Fotokem, Cinelab and Alphacine still process black and white 16mm (and 35 frankly, but even shooting 2 or 3 perf the price is very prohibitive) and likely can provide a digital out in a variety of flavors.

If you poke around a bit you can get rough idea of the pricing:

http://www.google.com/search?q=16mm...pw.r_qf.&fp=ed37b7f9496e4d03&biw=1244&bih=865

400' for about $100 unprocessed at the high end of the price spectrum. Figure ~10 minutes per magazine of footage. The minimum you could use to pull off a 90 minute feature is about 10 magazines, or 4000 feet (~100 minutes usable stock) and that's allowing for time to slate each take and pretty much using ever last bit of it in the final film. (~$1000 before discounts and processing costs)

2:1 shooting ratio (2 takes per finished shot in the film) doubles that to 8000 feet and so on. (~$2000)

There used to be ways to get "short ends," which are essentially unexposed left overs, partial loads.

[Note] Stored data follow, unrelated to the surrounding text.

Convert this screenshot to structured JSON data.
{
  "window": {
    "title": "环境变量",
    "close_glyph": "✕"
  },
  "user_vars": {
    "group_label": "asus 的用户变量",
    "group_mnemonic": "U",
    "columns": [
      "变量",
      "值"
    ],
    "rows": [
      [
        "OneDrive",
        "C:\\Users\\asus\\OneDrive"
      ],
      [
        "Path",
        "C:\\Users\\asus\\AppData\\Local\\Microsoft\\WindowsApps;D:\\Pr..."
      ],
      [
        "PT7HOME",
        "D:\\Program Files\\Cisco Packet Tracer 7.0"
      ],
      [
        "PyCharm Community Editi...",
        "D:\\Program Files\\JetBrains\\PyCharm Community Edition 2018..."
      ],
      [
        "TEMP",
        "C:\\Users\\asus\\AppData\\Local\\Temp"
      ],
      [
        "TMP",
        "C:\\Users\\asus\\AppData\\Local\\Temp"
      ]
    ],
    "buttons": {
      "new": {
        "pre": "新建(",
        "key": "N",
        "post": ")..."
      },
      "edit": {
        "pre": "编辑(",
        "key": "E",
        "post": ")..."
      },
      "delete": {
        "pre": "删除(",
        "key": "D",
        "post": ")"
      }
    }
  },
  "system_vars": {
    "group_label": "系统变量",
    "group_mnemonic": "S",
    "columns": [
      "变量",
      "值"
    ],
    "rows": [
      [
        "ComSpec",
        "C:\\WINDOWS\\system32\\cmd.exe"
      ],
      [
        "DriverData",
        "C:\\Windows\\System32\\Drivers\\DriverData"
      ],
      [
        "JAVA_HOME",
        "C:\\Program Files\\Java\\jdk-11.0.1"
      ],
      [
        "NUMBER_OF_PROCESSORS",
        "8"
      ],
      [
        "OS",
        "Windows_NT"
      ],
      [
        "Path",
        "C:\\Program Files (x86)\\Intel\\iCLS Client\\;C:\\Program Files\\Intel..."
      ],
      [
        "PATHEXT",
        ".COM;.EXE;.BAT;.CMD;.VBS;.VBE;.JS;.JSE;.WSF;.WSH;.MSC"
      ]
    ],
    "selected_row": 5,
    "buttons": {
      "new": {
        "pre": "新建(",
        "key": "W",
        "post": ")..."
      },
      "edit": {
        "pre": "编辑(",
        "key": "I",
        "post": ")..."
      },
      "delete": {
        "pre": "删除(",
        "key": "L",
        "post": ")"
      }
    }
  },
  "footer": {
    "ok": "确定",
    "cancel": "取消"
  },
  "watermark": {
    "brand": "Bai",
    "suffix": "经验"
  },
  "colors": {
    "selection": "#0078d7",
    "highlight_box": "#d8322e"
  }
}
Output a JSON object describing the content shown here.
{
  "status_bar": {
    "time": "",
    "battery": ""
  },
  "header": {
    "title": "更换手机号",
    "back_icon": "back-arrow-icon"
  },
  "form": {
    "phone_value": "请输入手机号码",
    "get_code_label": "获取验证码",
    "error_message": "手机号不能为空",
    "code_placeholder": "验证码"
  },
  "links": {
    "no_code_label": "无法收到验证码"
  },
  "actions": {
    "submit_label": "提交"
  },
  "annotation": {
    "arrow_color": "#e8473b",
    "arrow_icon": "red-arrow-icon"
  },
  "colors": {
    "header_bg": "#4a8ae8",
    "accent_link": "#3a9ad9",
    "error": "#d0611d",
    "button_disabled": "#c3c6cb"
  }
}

More common in 35mm, and probably much harder to find these days, especially in B/W. Both Kodak and Fuji have discount programs for students and various regional "film society" type groups.

There are also places like this:

http://www.spectrafilmandvideo.com/Film.html

... that sell stock with included processing, but I don't know anything about their work. In college there was a lab local to me (now defunct), so I never used the first two I mentioned, but they have both been around forever.

Also found, and bookmarked for future use, this page:

http://www.certifiedfilm.com/

I know nothing about it, only just discovered it while writing this post.

Just had the opportunity to shoot a short film in s16. Some B/W for the "stuff the main character shot," because of course - as a graduate film student's film, there obviously has to be someone using a camera in the story. :lol: Meh, if shooting anything and everything that came his way worked for Janusz Kaminski, I figure trying that approach for myself couldn't hurt.

Well, we have a day of pickups to do, but I digress. A rare thing these days to get to play with 16mm, I had forgotten how much more challenging it is to craft and expose an image without all the waveforms and false color displays. Hopefully it turns out to be rewarding in the end, but got to wait till it comes back.

I have these rather silly notions that I'd love to convince a production that is considering a very high end camera rental with subsequent "telecine" costs (RAW codecs) to shoot on s16 or 3-perf 35 because it's just better for the script. Granting for a moment, that the script would actually be better served by the organic look. There's a lot of street cred to be had by shooting on film, and for the right film that's easy to parlay into marketing capital. Similarly, for cast and crew types (and crew types who are aspiring DPs llike myself) there's definite appeal and resume value as well.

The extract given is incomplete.